A la vue du renfort qui leur arrive, les Péruviens font volte-face et attaquent de nouveau l’ennemi, surpris par cette brusque offensive. Rejetés sur le village, les Chiliens s’embusquent dans les maisons, derrière les haies. Ils sentent que la victoire leur échappe, mais ils combattent avec énergie. Pour avoir raison de leur résistance, les Péruviens incendient les toits de chaume, qui s’écroulent sur les combattans exténués de fatigue, de faim et de soif. A cinq heures du soir, l’armée péruvienne reste maîtresse du champ de bataille ; les colonnes chiliennes battent en retraite, laissant sur le terrain quarante-neuf officiers, plus du tiers de leur effectif, quatre canons et cinquante-six prisonniers seulement. Ce dernier chiffre indique l’acharnement de la lutte : on avait tué de part et d’autre tout ce qui résistait. Épuisés par cette lutte sanglante, les vainqueurs sont hors d’état de poursuivre les vaincus. Buendia, redoutant l’arrivée de nouveaux contingens chiliens, ne laisse à ses hommes que six heures de repos. A onze heures du soir, l’armée péruvienne s’ébranle ; les morts, les mourans, les blessés sont abandonnés et les flammes de l’incendie éclairent au loin la marche des deux armées, qui s’enfoncent dans le désert. Tarapaca demeure vide. Le lendemain, un corps d’armée chilien de cinq mille hommes, expédié de Dolores, venait l’occuper, justifiant ainsi les prévisions du général Buendia.

Cette victoire sanglante et si chèrement achetée était due à l’héroïque ténacité des troupes péruviennes. Tour à tour vaincues et victorieuses, elles avaient lutté avec l’énergie du désespoir, mais ce combat, plus acharné que celui de Dolores, ne pouvait avoir les mêmes résultats. S’il sauvait l’honneur, il ne ramenait pas la fortune.

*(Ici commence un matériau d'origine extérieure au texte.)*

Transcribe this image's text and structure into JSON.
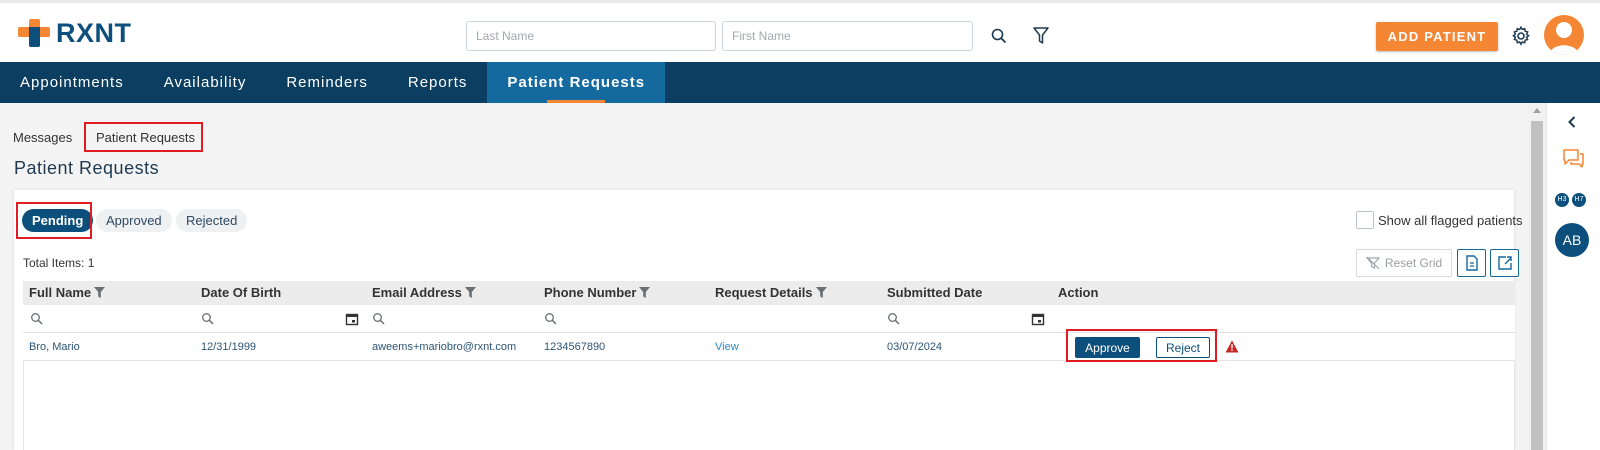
{
  "brand": {
    "name": "RXNT",
    "primary_color": "#0d4f7c",
    "accent_color": "#f58634"
  },
  "header": {
    "last_name_placeholder": "Last Name",
    "first_name_placeholder": "First Name",
    "search_icon": "search-icon",
    "filter_icon": "filter-icon",
    "add_patient_label": "ADD PATIENT",
    "settings_icon": "gear-icon",
    "avatar_icon": "user-avatar-icon"
  },
  "nav": {
    "items": [
      {
        "label": "Appointments",
        "active": false
      },
      {
        "label": "Availability",
        "active": false
      },
      {
        "label": "Reminders",
        "active": false
      },
      {
        "label": "Reports",
        "active": false
      },
      {
        "label": "Patient Requests",
        "active": true
      }
    ]
  },
  "subtabs": [
    {
      "label": "Messages"
    },
    {
      "label": "Patient Requests",
      "highlighted": true
    }
  ],
  "page": {
    "title": "Patient Requests"
  },
  "status_filters": [
    {
      "label": "Pending",
      "active": true
    },
    {
      "label": "Approved",
      "active": false
    },
    {
      "label": "Rejected",
      "active": false
    }
  ],
  "show_flagged": {
    "label": "Show all flagged patients",
    "checked": false
  },
  "toolbar": {
    "total_items": "Total Items: 1",
    "reset_grid": "Reset Grid"
  },
  "grid": {
    "columns": [
      {
        "label": "Full Name",
        "filter": true
      },
      {
        "label": "Date Of Birth",
        "filter": false
      },
      {
        "label": "Email Address",
        "filter": true
      },
      {
        "label": "Phone Number",
        "filter": true
      },
      {
        "label": "Request Details",
        "filter": true
      },
      {
        "label": "Submitted Date",
        "filter": false
      },
      {
        "label": "Action",
        "filter": false
      }
    ],
    "rows": [
      {
        "full_name": "Bro, Mario",
        "dob": "12/31/1999",
        "email": "aweems+mariobro@rxnt.com",
        "phone": "1234567890",
        "details": "View",
        "submitted": "03/07/2024",
        "approve_label": "Approve",
        "reject_label": "Reject",
        "warning_icon": "warning-icon"
      }
    ]
  },
  "right_rail": {
    "collapse_icon": "chevron-left-icon",
    "chat_icon": "chat-icon",
    "badges": [
      "H3",
      "H7"
    ],
    "user_initials": "AB"
  }
}
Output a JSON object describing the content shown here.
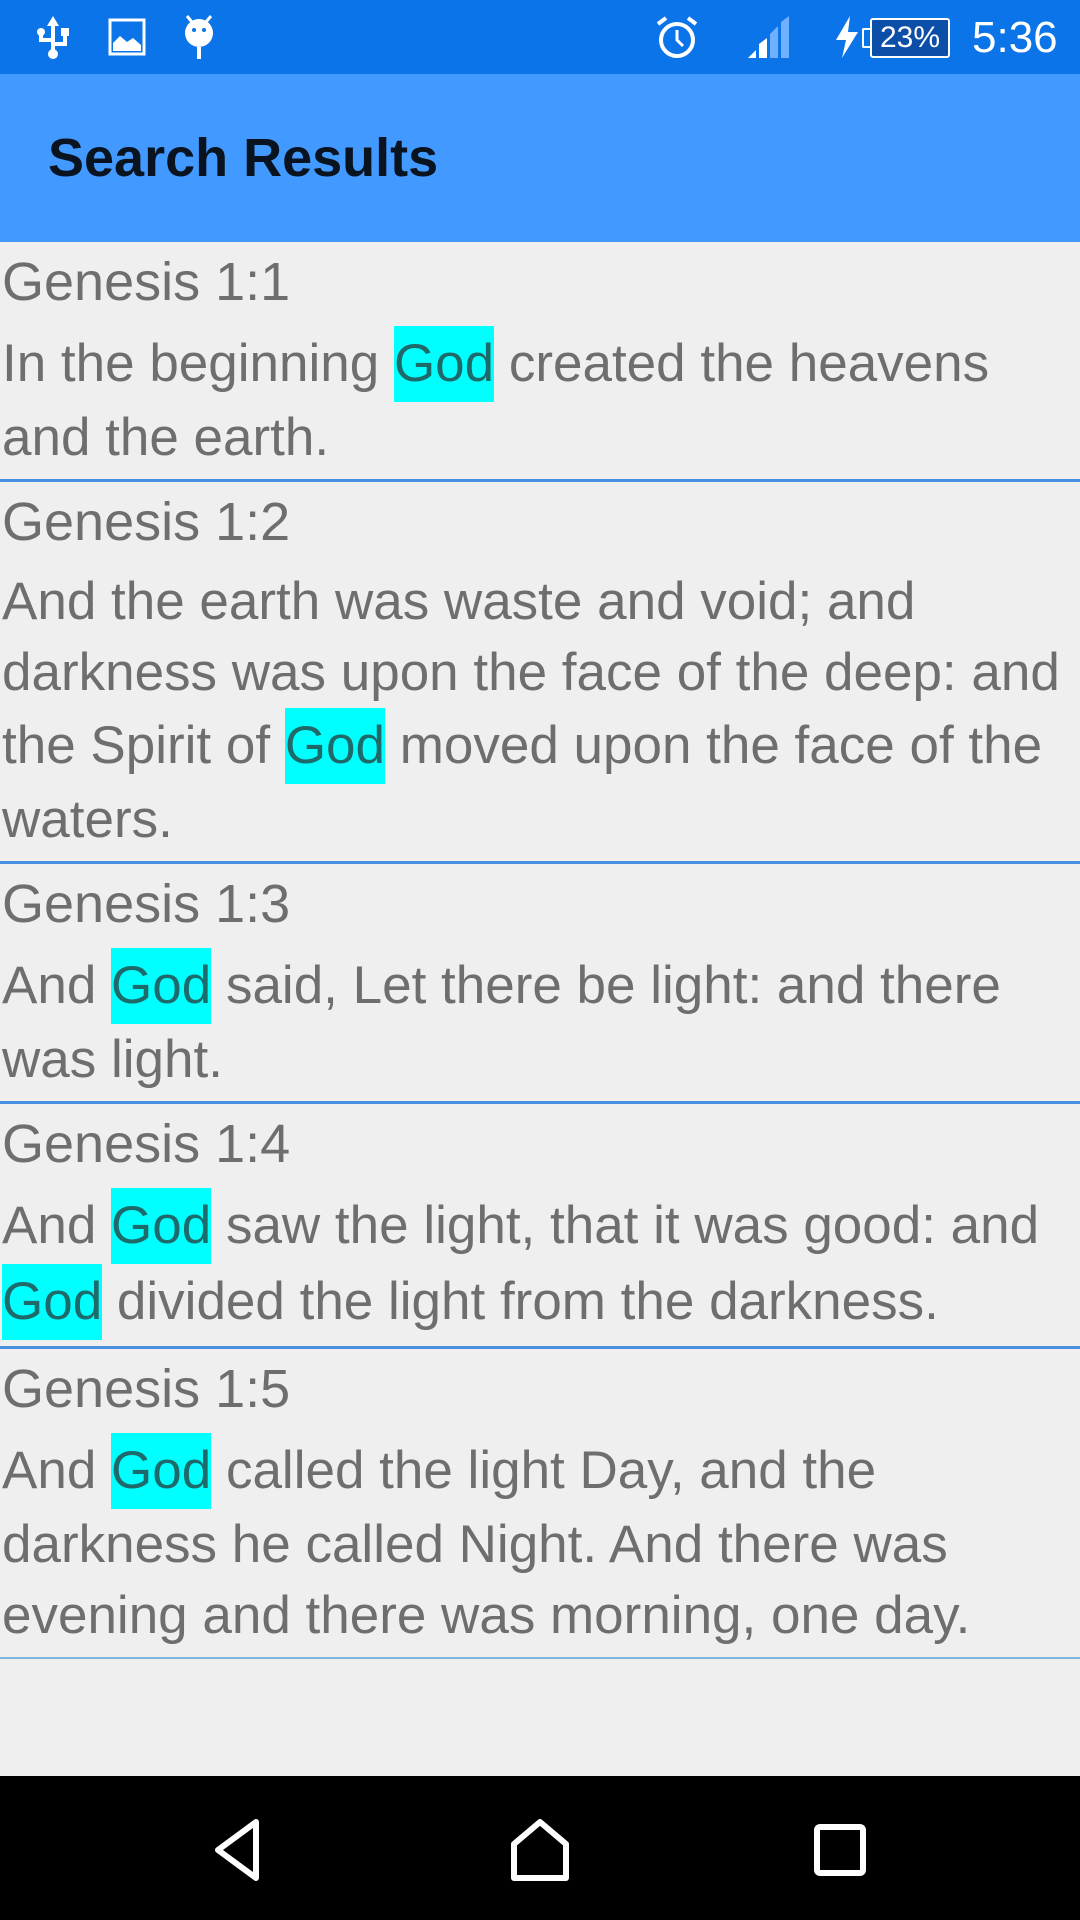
{
  "status_bar": {
    "left_icons": [
      "usb-icon",
      "image-icon",
      "android-debug-icon"
    ],
    "right_icons": [
      "alarm-icon",
      "signal-icon",
      "charging-icon"
    ],
    "battery_percent": "23%",
    "time": "5:36"
  },
  "app_bar": {
    "title": "Search Results"
  },
  "search": {
    "highlight_term": "God",
    "highlight_color": "#00ffff"
  },
  "results": [
    {
      "reference": "Genesis 1:1",
      "segments": [
        {
          "text": " In the beginning ",
          "hl": false
        },
        {
          "text": "God",
          "hl": true
        },
        {
          "text": " created the heavens and the earth.",
          "hl": false
        }
      ]
    },
    {
      "reference": "Genesis 1:2",
      "segments": [
        {
          "text": " And the earth was waste and void; and darkness was upon the face of the deep: and the Spirit of ",
          "hl": false
        },
        {
          "text": "God",
          "hl": true
        },
        {
          "text": " moved upon the face of the waters.",
          "hl": false
        }
      ]
    },
    {
      "reference": "Genesis 1:3",
      "segments": [
        {
          "text": " And ",
          "hl": false
        },
        {
          "text": "God",
          "hl": true
        },
        {
          "text": " said, Let there be light: and there was light.",
          "hl": false
        }
      ]
    },
    {
      "reference": "Genesis 1:4",
      "segments": [
        {
          "text": " And ",
          "hl": false
        },
        {
          "text": "God",
          "hl": true
        },
        {
          "text": " saw the light, that it was good: and ",
          "hl": false
        },
        {
          "text": "God",
          "hl": true
        },
        {
          "text": " divided the light from the darkness.",
          "hl": false
        }
      ]
    },
    {
      "reference": "Genesis 1:5",
      "segments": [
        {
          "text": " And ",
          "hl": false
        },
        {
          "text": "God",
          "hl": true
        },
        {
          "text": " called the light Day, and the darkness he called Night. And there was evening and there was morning, one day.",
          "hl": false
        }
      ]
    }
  ],
  "nav_bar": {
    "buttons": [
      "back-icon",
      "home-icon",
      "recents-icon"
    ]
  },
  "colors": {
    "status_bar": "#0a74e8",
    "app_bar": "#4299ff",
    "divider": "#4a90e2",
    "text": "#6e6e6e",
    "background": "#efefef"
  }
}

La retraite de Buendia n’en fut ni moins pénible ni moins douloureuse. Ses troupes exténuées mirent vingt jours à franchir les 40 lieues qui les séparaient d’Arica. Obligées de longer les pentes abruptes de la Cordillère pour éviter les Chiliens, maîtres de la plaine, cheminant la nuit par un froid intense, campant le jour sans abri, sous un soleil implacable, rencontrant rarement une source où étancher leur soif, réduites à l’eau infecte de mares stagnantes, traversant de loin en loin des hameaux ravagés dont les habitans avaient fui, emportant leurs misérables vivres, ces colonnes atteignirent Arica dans un état déplorable. La moitié était restée en route. Pour se soustraire à d’intolérables souffrances, les uns s’étaient tués ; la faim, la soif, la maladie avaient emporté les autres. En dépit du sanglant combat de Tarapaca, le désert d’Atacama, les ports d’Antofagasta, de Cobija, Iquique, Pisagua, 120 lieues de côtes enfin, restaient au pouvoir du Chili.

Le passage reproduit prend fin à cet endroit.